F1 fans still shiver at the suggestion of the 2005 event where all the Michelin runners retired from the race after the formation lap with the tyre supplier unable to guarantee that their tyres could cope with the banked corner, leaving just the six Bridgestone drivers to race.

But, Dutch Grand Prix sporting director Jans Lammers has batted away fears of a repeat.

“I don’t expect any issues with the tyres,” Lammers told GPToday. “There are two reasons for that.

“First of all, the corner in Indianapolis is way longer than this one. So the overall tyre load was much heavier there.

“Second, the corners in Indianapolis have some kind of linear banking.
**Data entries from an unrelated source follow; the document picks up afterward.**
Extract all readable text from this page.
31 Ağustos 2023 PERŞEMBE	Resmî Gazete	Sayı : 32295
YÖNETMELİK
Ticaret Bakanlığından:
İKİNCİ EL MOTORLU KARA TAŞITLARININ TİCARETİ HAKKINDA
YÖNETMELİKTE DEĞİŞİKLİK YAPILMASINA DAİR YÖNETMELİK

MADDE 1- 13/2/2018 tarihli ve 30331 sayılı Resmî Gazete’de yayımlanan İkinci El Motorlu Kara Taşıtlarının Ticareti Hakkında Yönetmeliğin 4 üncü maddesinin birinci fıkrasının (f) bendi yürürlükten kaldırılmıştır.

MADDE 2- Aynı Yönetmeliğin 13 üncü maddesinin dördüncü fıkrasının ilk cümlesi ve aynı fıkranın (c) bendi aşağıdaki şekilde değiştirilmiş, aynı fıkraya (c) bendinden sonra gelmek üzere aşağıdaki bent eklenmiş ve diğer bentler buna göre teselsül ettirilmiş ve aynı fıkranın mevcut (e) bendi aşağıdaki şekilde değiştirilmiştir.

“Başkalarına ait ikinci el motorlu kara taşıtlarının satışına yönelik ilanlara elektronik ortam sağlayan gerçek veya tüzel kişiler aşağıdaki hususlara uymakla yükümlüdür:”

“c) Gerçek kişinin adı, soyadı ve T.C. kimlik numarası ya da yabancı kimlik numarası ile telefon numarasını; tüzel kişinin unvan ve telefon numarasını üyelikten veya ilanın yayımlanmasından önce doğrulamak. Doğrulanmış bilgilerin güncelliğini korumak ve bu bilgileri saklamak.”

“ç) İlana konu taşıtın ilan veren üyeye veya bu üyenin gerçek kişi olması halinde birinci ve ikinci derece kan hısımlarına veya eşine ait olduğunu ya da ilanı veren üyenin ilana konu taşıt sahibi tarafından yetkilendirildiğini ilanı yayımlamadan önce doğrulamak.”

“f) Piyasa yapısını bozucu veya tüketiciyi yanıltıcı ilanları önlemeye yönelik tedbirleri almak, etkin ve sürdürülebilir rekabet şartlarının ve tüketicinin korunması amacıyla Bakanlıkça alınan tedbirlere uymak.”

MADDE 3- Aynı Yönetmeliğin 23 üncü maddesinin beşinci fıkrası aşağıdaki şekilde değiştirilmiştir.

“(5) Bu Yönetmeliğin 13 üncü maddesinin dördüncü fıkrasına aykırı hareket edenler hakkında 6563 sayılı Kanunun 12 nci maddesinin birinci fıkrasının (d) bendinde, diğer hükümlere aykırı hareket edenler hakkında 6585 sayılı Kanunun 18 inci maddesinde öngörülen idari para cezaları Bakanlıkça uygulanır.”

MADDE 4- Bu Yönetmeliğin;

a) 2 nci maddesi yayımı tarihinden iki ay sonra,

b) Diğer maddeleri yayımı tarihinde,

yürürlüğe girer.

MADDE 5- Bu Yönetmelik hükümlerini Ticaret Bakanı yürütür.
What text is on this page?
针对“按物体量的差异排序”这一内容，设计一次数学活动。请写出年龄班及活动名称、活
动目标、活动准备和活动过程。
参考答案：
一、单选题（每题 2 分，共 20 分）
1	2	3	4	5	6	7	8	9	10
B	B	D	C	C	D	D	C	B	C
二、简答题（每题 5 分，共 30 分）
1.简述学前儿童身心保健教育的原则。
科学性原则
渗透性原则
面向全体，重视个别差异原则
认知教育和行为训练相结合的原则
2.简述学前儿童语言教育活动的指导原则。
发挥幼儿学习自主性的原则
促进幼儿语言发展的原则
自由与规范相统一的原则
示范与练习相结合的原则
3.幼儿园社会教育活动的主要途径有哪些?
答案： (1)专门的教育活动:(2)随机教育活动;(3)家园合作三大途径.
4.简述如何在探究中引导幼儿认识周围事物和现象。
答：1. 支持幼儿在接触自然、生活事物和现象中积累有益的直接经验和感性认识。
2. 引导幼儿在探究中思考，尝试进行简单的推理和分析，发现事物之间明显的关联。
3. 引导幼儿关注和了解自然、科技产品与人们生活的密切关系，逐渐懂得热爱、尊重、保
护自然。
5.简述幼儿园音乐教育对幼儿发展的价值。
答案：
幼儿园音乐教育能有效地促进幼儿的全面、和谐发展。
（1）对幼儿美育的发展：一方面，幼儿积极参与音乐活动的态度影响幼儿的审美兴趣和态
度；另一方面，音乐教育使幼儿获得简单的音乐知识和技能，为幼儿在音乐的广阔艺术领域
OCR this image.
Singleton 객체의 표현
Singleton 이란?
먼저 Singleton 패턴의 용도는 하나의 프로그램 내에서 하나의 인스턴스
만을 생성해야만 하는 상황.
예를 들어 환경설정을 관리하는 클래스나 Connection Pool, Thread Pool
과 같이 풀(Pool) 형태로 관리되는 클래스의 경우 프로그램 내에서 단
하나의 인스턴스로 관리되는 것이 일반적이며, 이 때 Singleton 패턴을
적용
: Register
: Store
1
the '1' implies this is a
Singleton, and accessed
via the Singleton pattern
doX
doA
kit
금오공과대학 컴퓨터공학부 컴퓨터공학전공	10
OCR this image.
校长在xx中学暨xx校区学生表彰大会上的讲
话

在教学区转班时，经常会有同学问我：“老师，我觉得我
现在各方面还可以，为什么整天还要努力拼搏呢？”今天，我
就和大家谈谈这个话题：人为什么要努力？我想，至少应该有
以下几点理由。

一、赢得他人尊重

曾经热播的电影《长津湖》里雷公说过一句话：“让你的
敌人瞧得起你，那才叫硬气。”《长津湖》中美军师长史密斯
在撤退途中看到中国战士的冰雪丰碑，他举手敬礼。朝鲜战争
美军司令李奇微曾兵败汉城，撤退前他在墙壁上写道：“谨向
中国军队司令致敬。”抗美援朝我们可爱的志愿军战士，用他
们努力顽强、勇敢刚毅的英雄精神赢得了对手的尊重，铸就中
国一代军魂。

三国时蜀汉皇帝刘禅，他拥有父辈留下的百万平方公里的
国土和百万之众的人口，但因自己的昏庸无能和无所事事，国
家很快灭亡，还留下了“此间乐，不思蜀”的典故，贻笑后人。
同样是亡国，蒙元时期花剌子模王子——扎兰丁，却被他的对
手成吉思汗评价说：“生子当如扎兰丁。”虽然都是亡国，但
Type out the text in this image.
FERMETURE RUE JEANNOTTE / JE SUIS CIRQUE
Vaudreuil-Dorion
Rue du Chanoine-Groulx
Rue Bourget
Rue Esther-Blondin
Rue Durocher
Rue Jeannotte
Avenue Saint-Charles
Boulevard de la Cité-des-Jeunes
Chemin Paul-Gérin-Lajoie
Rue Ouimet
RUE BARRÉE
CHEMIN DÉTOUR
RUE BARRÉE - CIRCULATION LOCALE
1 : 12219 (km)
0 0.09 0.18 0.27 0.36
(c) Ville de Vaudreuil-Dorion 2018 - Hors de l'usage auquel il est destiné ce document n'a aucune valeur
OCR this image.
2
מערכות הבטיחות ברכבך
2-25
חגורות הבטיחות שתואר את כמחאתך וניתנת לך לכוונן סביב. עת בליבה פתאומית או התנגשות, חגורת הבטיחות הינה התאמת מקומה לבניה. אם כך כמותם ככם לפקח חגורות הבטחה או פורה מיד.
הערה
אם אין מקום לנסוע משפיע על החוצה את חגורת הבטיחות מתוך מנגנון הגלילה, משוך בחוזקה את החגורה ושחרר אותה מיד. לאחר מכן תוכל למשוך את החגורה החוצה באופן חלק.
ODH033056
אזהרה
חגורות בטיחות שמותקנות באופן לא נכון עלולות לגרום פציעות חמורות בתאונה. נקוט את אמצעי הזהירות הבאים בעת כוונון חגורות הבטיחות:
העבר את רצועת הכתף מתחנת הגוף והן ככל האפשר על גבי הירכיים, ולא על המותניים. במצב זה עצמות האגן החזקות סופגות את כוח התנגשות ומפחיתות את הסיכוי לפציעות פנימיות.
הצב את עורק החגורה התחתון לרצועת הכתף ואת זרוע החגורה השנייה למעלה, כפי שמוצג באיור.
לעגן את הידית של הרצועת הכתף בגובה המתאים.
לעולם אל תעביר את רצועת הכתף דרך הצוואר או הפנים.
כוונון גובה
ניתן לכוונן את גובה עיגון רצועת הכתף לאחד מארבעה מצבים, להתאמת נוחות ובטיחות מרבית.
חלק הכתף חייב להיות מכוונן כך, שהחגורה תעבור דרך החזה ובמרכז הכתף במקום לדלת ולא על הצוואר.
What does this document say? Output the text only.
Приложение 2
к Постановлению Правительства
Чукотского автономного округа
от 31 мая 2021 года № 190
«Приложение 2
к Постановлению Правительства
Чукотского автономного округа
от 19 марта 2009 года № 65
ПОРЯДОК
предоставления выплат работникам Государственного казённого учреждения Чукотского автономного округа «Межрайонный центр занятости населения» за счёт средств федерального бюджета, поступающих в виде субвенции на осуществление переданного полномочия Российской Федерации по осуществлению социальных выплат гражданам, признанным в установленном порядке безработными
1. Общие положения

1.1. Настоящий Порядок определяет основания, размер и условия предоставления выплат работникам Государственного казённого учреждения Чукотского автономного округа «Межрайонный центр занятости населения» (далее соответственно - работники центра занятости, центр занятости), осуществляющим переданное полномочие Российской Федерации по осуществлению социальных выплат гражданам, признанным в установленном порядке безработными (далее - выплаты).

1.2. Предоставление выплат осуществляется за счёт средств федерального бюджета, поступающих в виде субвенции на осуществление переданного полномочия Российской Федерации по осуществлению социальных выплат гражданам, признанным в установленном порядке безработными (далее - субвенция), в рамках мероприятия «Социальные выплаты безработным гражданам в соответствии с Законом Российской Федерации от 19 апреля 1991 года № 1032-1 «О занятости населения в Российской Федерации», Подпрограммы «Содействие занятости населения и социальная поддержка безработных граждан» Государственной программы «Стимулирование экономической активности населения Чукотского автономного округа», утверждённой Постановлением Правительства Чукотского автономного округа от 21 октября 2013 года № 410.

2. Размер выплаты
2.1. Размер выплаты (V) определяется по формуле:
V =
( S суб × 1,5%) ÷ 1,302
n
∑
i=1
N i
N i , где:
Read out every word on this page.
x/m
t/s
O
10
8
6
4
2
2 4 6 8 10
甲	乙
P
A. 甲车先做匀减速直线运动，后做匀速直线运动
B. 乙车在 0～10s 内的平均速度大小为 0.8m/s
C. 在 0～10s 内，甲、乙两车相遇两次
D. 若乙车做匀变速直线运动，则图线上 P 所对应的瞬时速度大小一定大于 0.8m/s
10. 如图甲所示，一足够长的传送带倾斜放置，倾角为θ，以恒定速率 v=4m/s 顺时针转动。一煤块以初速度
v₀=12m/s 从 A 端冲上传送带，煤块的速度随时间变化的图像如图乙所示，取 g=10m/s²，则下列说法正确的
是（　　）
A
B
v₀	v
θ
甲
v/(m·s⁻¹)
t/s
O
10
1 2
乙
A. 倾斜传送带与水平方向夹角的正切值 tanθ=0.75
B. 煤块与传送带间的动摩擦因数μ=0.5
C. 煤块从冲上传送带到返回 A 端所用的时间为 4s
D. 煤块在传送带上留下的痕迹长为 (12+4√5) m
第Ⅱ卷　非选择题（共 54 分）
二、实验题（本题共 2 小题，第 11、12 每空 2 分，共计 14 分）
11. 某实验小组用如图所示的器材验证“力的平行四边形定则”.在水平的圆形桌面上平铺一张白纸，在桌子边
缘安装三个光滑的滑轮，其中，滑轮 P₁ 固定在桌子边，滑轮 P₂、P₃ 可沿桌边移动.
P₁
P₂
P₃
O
Over here we have a progressive banking, almost comparable to a bobsleigh track.

“We talked to Pirelli as well basically from the first moment we thought of creating a banked corner in Zandvoort. We speak to them on a daily basis and share all the updates and information we have.”

Lammers pointed out that by working banked corners into the Zandvoort circuit they are doing something truly unique and reintroducing the concept into F1.

“No modern circuit has a banked corner integrated into the actual design of the track,” he said.

“So May 2020 will not only be a comeback of the Dutch Grand Prix, but also a comeback of the banked corner in F1.

“That makes it even more special. All F1 drivers are familiar with normal circuits, but not with a track including some banked corners. So they have to adapt to that, that will be very interesting to see.”